I found ad Hoc to be the best fit for Chez Bart. It provided not just excellent - not to mention realistic (more on that later) - recipes, but also has sections devoted to teaching culinary techniques and skills. The recipes are also realistic for someone like me: 26 year old single male living in a decent-at-best apartment equipped with crap appliances and lame Cuisinart cookware. 

Thus, I don't want a cookbook whose recipes feature relatively hard to find ingredients, employ very sophisticated cooking and preparation techniques; and I don't want every end product to be something so fancy that I have to start dishing out Michelin stars to my apartment door. Usually, these are the "Restaurant" Cookbooks: Keller's French Laundry & Bouchon, Mario Battali's Babbo, Michael Chiarello's Bottega; and are full of recipes that require truffles and squid in its own ink. No thanks.

Contrast this with Ad Hoc: the first recipe I flipped to was crab cakes. There is a recipe for Beef Stroganoff. Hamburgers! There are also pages on how to properly deep fry, trussing and cutting a chicken, proper cooking utensils, etc. It just seemed so perfect!

So get ready for a few new dishes down the pike here at Chez Bart!

Wednesday, March 2, 2011

Last Night at Chez Bart: Grilled Salmon Sandwiches

The last two nights have been spent clearing out the 'fridge of all the leftovers from my previous weekend culinary odyssey. Today, with a clean fridge, I fretted about trying to think of what I wanted to make. Knowing I would probably have to work late, it had to be snappy. And since I hate bad food, it had to sound good. Finally - after much perusing - I settled on this little gem: Barefoot Contessa's Grilled Salmon Sandwiches.


Store Notes: The salmon will cost you a penny; I spent $30 on the 2lbs that I bought. I am not going to lie though: it was beautiful salmon. Otherwise, make sure you remember to pick up the capers, white wine vinegar, and Mesclun mix. Holiday Market didn't have the Mesclun, so I just went with baby romaine. Also, the sauce calls for 3/4 of a cup of fresh dill, which is a ton of dill. When I made this, I bought a package and it wasn't enough!


For gadgets, a food processor makes preparing the sauce much easier.


Ingredients of the sauce about to
get processed

Prep Notes: One can make the sauce well in advance. Just place all the prescribed ingredients into the food processor and flick the switch. You might have to stop it once or twice and, using a spatula, force the sauce that collects on the sides of the bowl down so it can be mixed. Once the sauce is well-mixed, add the capers and pulse a few times.

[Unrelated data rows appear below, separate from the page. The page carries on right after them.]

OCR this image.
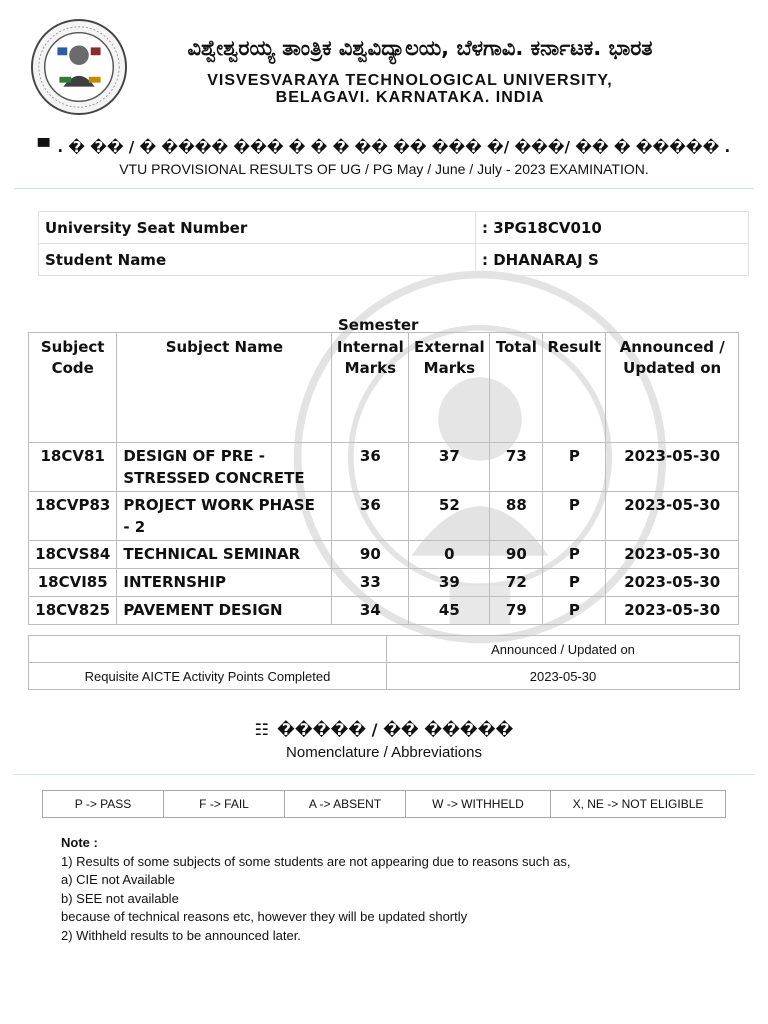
ವಿಶ್ವೇಶ್ವರಯ್ಯ ತಾಂತ್ರಿಕ ವಿಶ್ವವಿದ್ಯಾಲಯ, ಬೆಳಗಾವಿ. ಕರ್ನಾಟಕ. ಭಾರತ
VISVESVARAYA TECHNOLOGICAL UNIVERSITY,
BELAGAVI. KARNATAKA. INDIA
▀ . � �� / � ���� ��� � � � �� �� ��� �/ ���/ �� � ����� .
VTU PROVISIONAL RESULTS OF UG / PG May / June / July - 2023 EXAMINATION.
University Seat Number	: 3PG18CV010
Student Name	: DHANARAJ S
Semester
Subject Code	Subject Name	Internal Marks	External Marks	Total	Result	Announced / Updated on
18CV81	DESIGN OF PRE - STRESSED CONCRETE	36	37	73	P	2023-05-30
18CVP83	PROJECT WORK PHASE - 2	36	52	88	P	2023-05-30
18CVS84	TECHNICAL SEMINAR	90	0	90	P	2023-05-30
18CVI85	INTERNSHIP	33	39	72	P	2023-05-30
18CV825	PAVEMENT DESIGN	34	45	79	P	2023-05-30
	Announced / Updated on
Requisite AICTE Activity Points Completed	2023-05-30
☷ ����� / �� �����
Nomenclature / Abbreviations
P -> PASS	F -> FAIL	A -> ABSENT	W -> WITHHELD	X, NE -> NOT ELIGIBLE
Note :
1) Results of some subjects of some students are not appearing due to reasons such as,
a) CIE not Available
b) SEE not available
because of technical reasons etc, however they will be updated shortly
2) Withheld results to be announced later.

Voi la! Now either place in the 'fridge for use later, or set aside.


Finished sauce, ready for the sandwiches!
Pre-heat the grill so it is nice and hot, or in my case, heat up a grill pan over medium-high heat.

Cook Notes: Baste one side of the salmon with oil, then season with salt and pepper. Place on the grill, then baste and season the other side. Cook for 5 minutes, flip, and cook for another 5 minutes. Once the salmon is cooked almost all the way through, remove from the grill and allow to rest for 15 minutes.


Salmon on the grill
To serve, cut the bun in half. Layer some of the greens on the bottom, while spreading a generous portion of the sauce on the top half of the bun. Place the fillet on top of the greens, and you are good to go!
 
Tasting Notes: This is a simple, yet elegant Salmon preparation. One essentially has a triumvirate of flavors: the bitterness of the greens, savoriness of the salmon, and the sweetness of the sauce; that compliments itself beautifully on one's palette. The salt and pepper really brings out the buttery flesh of the salmon, while the dill and scallions in the sauce adds some savory notes. Also, the white wine vinegar not only adds some zest to the sauce, but cuts the heaviness of the mayonnaise as well.

Libation Notes:  This dish is really meant for the summer time, so a nice cold lager would go very nice. Hofbräu München Original, Spaten Premium Lager, Löwenbräu Original, Weihenstephaner Original Bayrisch Mild, Augistiner Bräu Lagerbier Hell, and Hacker-Pschorr Münchner Helles are all good choices.

Finished product: Grilled Salmon Sandwiches. Yummi!
Overall: This was just the meal I needed. Quick, easy, and tons of flavor. I am going to keep this one on my short list for the warmer summer days ahead!